Raja siang terlihat mulai kembali ke peraduan. Awan-awan kecil yang berwarna oranye seakan ikut mengantar sang raja siang untuk tidur. Dengan sinar yang indah, kini dewi malam mulai terbangun menghiasi langit hitam. Menggantikan sang raja siang berjaga mengawasi dunia yang kelam ini. Tak lupa ribuan bintang ikut berjaga juga di setiap sudut langit.
Setelah cukup lama meluapkan amarahnya, gadis pink itu akhirnya memutuskan untuk pulang ke rumah. Dengan hati yang sakit seakan ditusuk ribuan jarum. Gadis itu melangkah lemas, sambil menggendong tas selempangnya.
CKLEEKK. . . Suara pintu depan dibuka. "Apakah sudah kau bunuh vampir itu?" Tanya seorang laki-laki berambut ungu dengan bentuk rambut seperti bintang sambil mengelap sebuah pedang, ketika melihat ke arah pintu masuk.
Si gadis yang ditanyai hanya menunjukan sebuah belati yang masih berlumuran darah sambil memberi ekspresi malas. "Cukup?"

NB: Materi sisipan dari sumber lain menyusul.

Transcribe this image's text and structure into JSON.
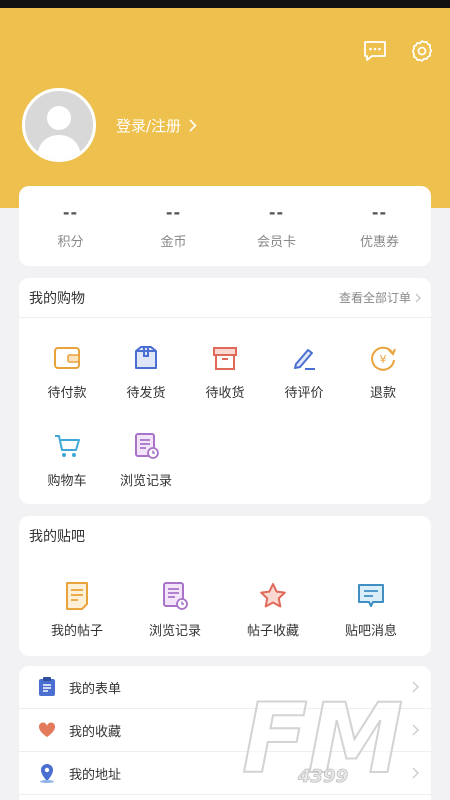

Lelaki yang menanyai adalah ayah sang gadis—Haruno Kizashi. Dia lalu mendekati anaknya "Hmm. . . . Bagus." Kepala sang ayah manggut-manggut sambil mencium aroma darah yang melekat pada belati tadi. Seharusnya dia tak perlu mengecek keaslian darah itu—karena sang anak tak mungkin menghianati klannya sendiri.
Setelah memperlihatkan belatinya, sang gadis berlalu menuju kamarnya. Ia ingin segera mandi dan tidur. Tubuhnya sudah cukup lelah setelah menjalankan aktifitas sehari-hari. Ditambah lagi, dengan melakukan pembunuhan itu. Sungguh hari yang buruk menurutnya.
"Sakura. . ." Suara Kizashi mengagetkan gadis pink itu.
Gadis itu menoleh—sesaat sebelum pintu kamar ia buka "Hm. . . ." Gumam Sakura menjawab panggilan sang ayah.
"Besok kita akan pindah rumah, karena di kota ini sudah tak ada vampir yang berkeliaran lagi. Jadi, mulai besok kau tak usah ke sekolah. Karena ayah sudah mengurus surat kepindahanmu. . . ."
Sakura mengangguk sambil memberikan senyum manis yang sangat dipaksakan. Sangat jelas kalau senyum itu adalah palsu, tapi sang ayah tak menanggapi dengan serius. Kizashi tahu kalau vampir yang dibunuh Sakura adalah seseorang yang dekat dengan Sakura. Jadi hal itu wajar-wajar saja. Sebagai ayah, dia tahu betul apa yang dirasakan Sakura saat ini. Tapi, ia juga tahu kalau kesedihan Sakura pasti akan hilang dalam beberapa jam saja. Seperti yang sudah-sudah sebelumnya.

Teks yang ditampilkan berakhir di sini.